Whilst I was typing this up I ‘timed out’ a few times. This wasn’t in a screen far in, it was the first screen after selecting the session time. At this point the only persistent information that could possibly time out is the movie, date and time. All values I feel should easily be persisting at this point. There should be no issues with those values timing out. The trick is that the timer is for the entire booking session. You have 8 minutes to pick how many tickets you need, what extras you want and your payment method. I also managed to trigger a runtime error as well within the application, a well written application indeed.
The booking process, when it isn’t crashing, asks for a member number as well. It says that is has already filled it in for me but then works out that it really isn’t the right number. So I proceed without it which is unfortunate. But that is the story here.
The process for all of this acquires an email address, credit card number of other identifying item. And that is the key. That is the value in this transaction that they should be encouraging.
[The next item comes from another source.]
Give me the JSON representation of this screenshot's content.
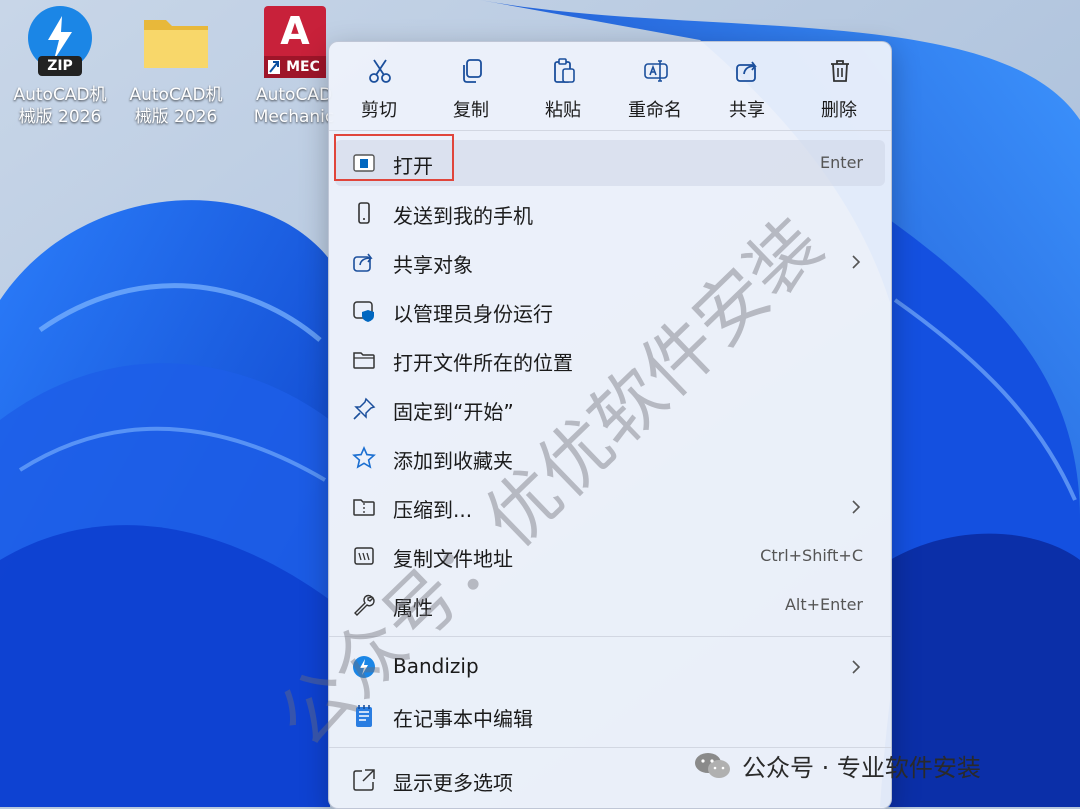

The process doesn’t necessarily make it easier for their front counter staff beyond having everything in the system and being able to go through slightly quicker with the order pre-done. It is about building a database of information. Not only can you register people with CineBuzz to get them to provide details and link it in but even if they don’t do that signing in online with credit cards will allow you to handle and work out all of this information into your databases directly. You don’t need to recover it from point of sale systems located all the way around the country, you can have it deposited directly into your system and providing you information. In some cases where you get the booking days before you end up making interest off the money you just took. And you haven’t even had to provide the service!
Sitting through a business intelligence course, I know the value of having information available to you. Encouraging online booking can integrate into so much more. All of the different systems, availability of historical and trending data that is available. Even mild predictive values systems based on online sales and ability to prepare systems. The more information the better. It is worth more than the $1 per person that they seem to be charging for the pleasure of booking online.